Não é à toa que muitas das empresas que trabalham com conteúdo adulto não mantêm perfil ativo da rede de Zuckerberg. “Passamos longos períodos com nossas contas pessoais bloqueadas no Facebook por causa da Nin. Algumas vezes era censura automática, seguindo as normas (questionáveis) da rede. Outras, fomos denunciadas por imagens ‘impróprias’, como uma foto da Maria Bethânia com os seios de fora, o que nos tirou de cena por mais de um mês. Depois disso, resolvemos parar de usar esse meio. Não queremos postar imagens com tarjas, porque achamos surreal, e também não queremos expor nossas vidas pessoais à essa onda conservadora absurda”, justificam Letícia Gicovate e Alice Galeffi, editoras da revista Nin, que também publica textos qiunzenais em Hysteria.

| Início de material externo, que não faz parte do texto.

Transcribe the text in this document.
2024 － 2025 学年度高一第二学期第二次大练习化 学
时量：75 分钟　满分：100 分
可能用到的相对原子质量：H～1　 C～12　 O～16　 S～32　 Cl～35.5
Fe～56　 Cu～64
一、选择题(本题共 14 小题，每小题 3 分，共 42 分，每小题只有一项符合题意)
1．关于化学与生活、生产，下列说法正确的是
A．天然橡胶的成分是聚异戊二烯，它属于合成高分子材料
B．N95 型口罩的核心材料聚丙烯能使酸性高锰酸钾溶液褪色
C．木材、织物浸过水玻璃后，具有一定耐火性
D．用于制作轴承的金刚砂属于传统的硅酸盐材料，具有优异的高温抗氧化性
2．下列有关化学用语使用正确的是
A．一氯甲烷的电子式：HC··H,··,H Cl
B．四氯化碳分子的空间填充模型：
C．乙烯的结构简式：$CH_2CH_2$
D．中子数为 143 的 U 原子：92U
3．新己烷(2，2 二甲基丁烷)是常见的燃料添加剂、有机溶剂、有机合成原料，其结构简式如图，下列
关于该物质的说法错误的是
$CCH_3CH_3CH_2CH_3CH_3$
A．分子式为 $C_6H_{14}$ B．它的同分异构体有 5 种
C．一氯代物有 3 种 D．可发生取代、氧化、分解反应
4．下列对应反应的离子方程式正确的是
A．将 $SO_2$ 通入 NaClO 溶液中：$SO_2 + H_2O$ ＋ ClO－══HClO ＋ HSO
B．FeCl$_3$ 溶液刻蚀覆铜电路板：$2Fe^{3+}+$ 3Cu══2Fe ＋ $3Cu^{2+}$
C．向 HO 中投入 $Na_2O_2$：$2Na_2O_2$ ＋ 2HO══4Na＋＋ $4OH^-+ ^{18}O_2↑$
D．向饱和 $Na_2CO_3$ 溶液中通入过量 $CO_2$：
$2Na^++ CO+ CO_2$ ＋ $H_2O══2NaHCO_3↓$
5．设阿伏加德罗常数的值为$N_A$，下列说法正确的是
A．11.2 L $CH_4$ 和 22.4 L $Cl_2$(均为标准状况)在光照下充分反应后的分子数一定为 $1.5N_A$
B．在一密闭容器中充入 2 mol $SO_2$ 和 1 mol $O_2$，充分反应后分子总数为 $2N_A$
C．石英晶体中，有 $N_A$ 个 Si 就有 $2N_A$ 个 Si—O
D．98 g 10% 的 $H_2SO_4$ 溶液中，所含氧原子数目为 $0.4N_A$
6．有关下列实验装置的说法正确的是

Fabro Steibel, diretor-executivo do ITS, explica a incongruência do Facebook: “Tudo indica que a rede social aplica critérios diferentes para homens e mulheres, o que podemos chamar de sexismo. O ideal seria termos um debate aberto sobre isso. Mas é importante lembrar que o que se censura não é o mamilo feminino em si, o que se censura é o erótico. E o que define o mamilo feminino como erótico?” Esta é a pergunta de um milhão de dólares (ou uma delas).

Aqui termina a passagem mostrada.